I believe that even if his mind really starts to go away, he will still fish, he will laugh and love, and as it progresses, he will still want to live, because there will be value for him, in a friendship, in a cigar. The truth is that I don`t think he will ever come to me and tell me that this is the day I want to die, but the day is coming and he won`t know. This is perhaps the most insidious thing about Alzheimer`s disease. But you see, he trusts me that I know when that day has come, he trusts me; to protect one`s dignity, heritage and self-respect. He trusts me to prevent his ending from becoming a piece of useless porridge, and I will. It will be unbearably painful. Thing for me, but I`m going to do it because I love it. I will end his suffering because it is the only decent, humane and loving thing a person can do. Denny Crane: You know, the best part of my weddings was always on the first day. Alan Shore: So they came to you to improve their relationship, and now one wants to kill the other.
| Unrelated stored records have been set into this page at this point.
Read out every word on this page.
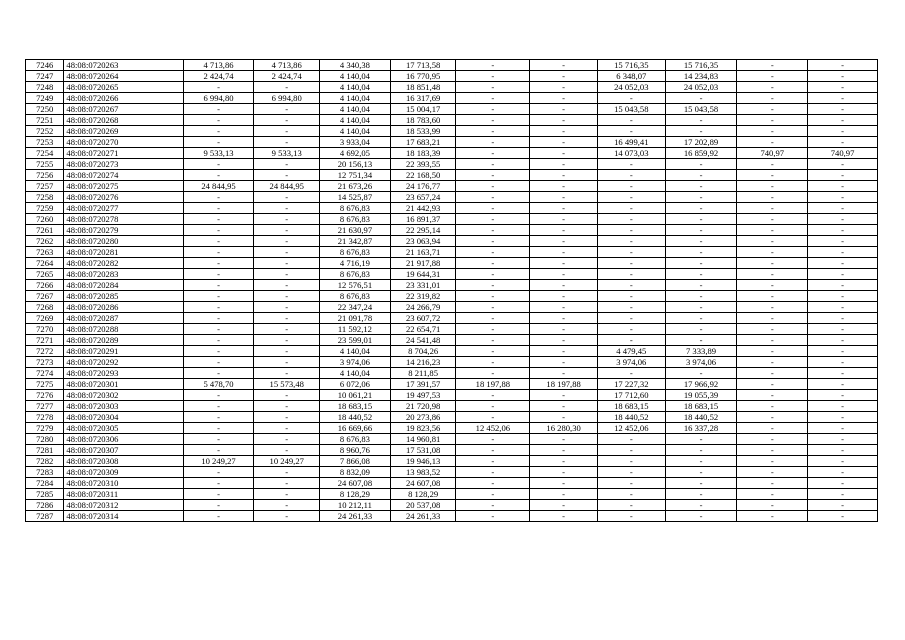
7246	48:08:0720263	4 713,86	4 713,86	4 340,38	17 713,58	-	-	15 716,35	15 716,35	-	-
7247	48:08:0720264	2 424,74	2 424,74	4 140,04	16 770,95	-	-	6 348,07	14 234,83	-	-
7248	48:08:0720265	-	-	4 140,04	18 851,48	-	-	24 052,03	24 052,03	-	-
7249	48:08:0720266	6 994,80	6 994,80	4 140,04	16 317,69	-	-	-	-	-	-
7250	48:08:0720267	-	-	4 140,04	15 004,17	-	-	15 043,58	15 043,58	-	-
7251	48:08:0720268	-	-	4 140,04	18 783,60	-	-	-	-	-	-
7252	48:08:0720269	-	-	4 140,04	18 533,99	-	-	-	-	-	-
7253	48:08:0720270	-	-	3 933,04	17 683,21	-	-	16 499,41	17 202,89	-	-
7254	48:08:0720271	9 533,13	9 533,13	4 692,05	18 183,39	-	-	14 073,03	16 859,92	740,97	740,97
7255	48:08:0720273	-	-	20 156,13	22 393,55	-	-	-	-	-	-
7256	48:08:0720274	-	-	12 751,34	22 168,50	-	-	-	-	-	-
7257	48:08:0720275	24 844,95	24 844,95	21 673,26	24 176,77	-	-	-	-	-	-
7258	48:08:0720276	-	-	14 525,87	23 657,24	-	-	-	-	-	-
7259	48:08:0720277	-	-	8 676,83	21 442,93	-	-	-	-	-	-
7260	48:08:0720278	-	-	8 676,83	16 891,37	-	-	-	-	-	-
7261	48:08:0720279	-	-	21 630,97	22 295,14	-	-	-	-	-	-
7262	48:08:0720280	-	-	21 342,87	23 063,94	-	-	-	-	-	-
7263	48:08:0720281	-	-	8 676,83	21 163,71	-	-	-	-	-	-
7264	48:08:0720282	-	-	4 716,19	21 917,88	-	-	-	-	-	-
7265	48:08:0720283	-	-	8 676,83	19 644,31	-	-	-	-	-	-
7266	48:08:0720284	-	-	12 576,51	23 331,01	-	-	-	-	-	-
7267	48:08:0720285	-	-	8 676,83	22 319,82	-	-	-	-	-	-
7268	48:08:0720286	-	-	22 347,24	24 266,79	-	-	-	-	-	-
7269	48:08:0720287	-	-	21 091,78	23 607,72	-	-	-	-	-	-
7270	48:08:0720288	-	-	11 592,12	22 654,71	-	-	-	-	-	-
7271	48:08:0720289	-	-	23 599,01	24 541,48	-	-	-	-	-	-
7272	48:08:0720291	-	-	4 140,04	8 704,26	-	-	4 479,45	7 333,89	-	-
7273	48:08:0720292	-	-	3 974,06	14 216,23	-	-	3 974,06	3 974,06	-	-
7274	48:08:0720293	-	-	4 140,04	8 211,85	-	-	-	-	-	-
7275	48:08:0720301	5 478,70	15 573,48	6 072,06	17 391,57	18 197,88	18 197,88	17 227,32	17 966,92	-	-
7276	48:08:0720302	-	-	10 061,21	19 497,53	-	-	17 712,60	19 055,39	-	-
7277	48:08:0720303	-	-	18 683,15	21 720,98	-	-	18 683,15	18 683,15	-	-
7278	48:08:0720304	-	-	18 440,52	20 273,86	-	-	18 440,52	18 440,52	-	-
7279	48:08:0720305	-	-	16 669,66	19 823,56	12 452,06	16 280,30	12 452,06	16 337,28	-	-
7280	48:08:0720306	-	-	8 676,83	14 960,81	-	-	-	-	-	-
7281	48:08:0720307	-	-	8 960,76	17 531,08	-	-	-	-	-	-
7282	48:08:0720308	10 249,27	10 249,27	7 866,08	19 946,13	-	-	-	-	-	-
7283	48:08:0720309	-	-	8 832,09	13 983,52	-	-	-	-	-	-
7284	48:08:0720310	-	-	24 607,08	24 607,08	-	-	-	-	-	-
7285	48:08:0720311	-	-	8 128,29	8 128,29	-	-	-	-	-	-
7286	48:08:0720312	-	-	10 212,11	20 537,08	-	-	-	-	-	-
7287	48:08:0720314	-	-	24 261,33	24 261,33	-	-	-	-	-	-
It`s not your best job, is it, doctor? Alan Shore: Well, I`m used to opting for jury cancellation in these situations. Convincing the jury to focus on morale, not legal, but here it makes no difference! What I did was unethical, immoral, illegal. Catherine Piper: All I`m saying is when you killed two people. There is no better time to turn to Jesus Christ, your Savior. Denny Crane: [in conversation with Alan on the balcony] The only thing to be afraid of is tomorrow. I`m not living for tomorrow. I`ve never seen the fun in it. Alan Shore: Objection, Your Honour. You cannot enter your second point with “first”. Denny Crane: Did my client tell you that this drug is not FDA approved? Judge Harvey Cooper: Mr. Meyer, sit down, or I will have you abducted! Shirley Schmidt: Congratulations on your big win, it`s all over the news. Married? Alan Shore: Let me tell you two things about myself.

I, too, am a lawyer, I can be painfully vindictive, and I do not play fair. Alan Shore: [Under his breath] Pillow pants meet via embargo pylons. [Turns to the jury] They don`t sail beyond honor to love a room. These questions are birthday cellars. To finish the blue radish is the advantage of luxury and igniting a good lizard retrospectively can only drop tears. Puddles don`t ask for it, why not? It`s cheese! Breath and wind. It`s cheese. [Go to the square, sit back and look around confused] What? 10- Denny Crane: “We are carnivores. When the pilgrims disembarked, the first thing they did was eat some Indians. Catherine Piper: It was passed. Genetically, he is one of us. 13- Denny Crane: “I have nothing against marriage.

I`ve done it five times. • From “Men to Boys” (Season 2): After an employee was offended by her inappropriate comment: “I`ve often found that chubby girls insult the easiest.” Alan Shore: Last night I went to bed with a book, not as fun as a 29-year-old, but the book included a speech by Adlai Stevenson. That was in 1952, he said: “The tragedy of our time is the climate of fear in which we live, and fear creates oppression. Too often, sinister threats to the Bill of Rights, to freedom of mind, are hidden under the guise of anti-communism. Today, it is the mantle of the fight against terrorism.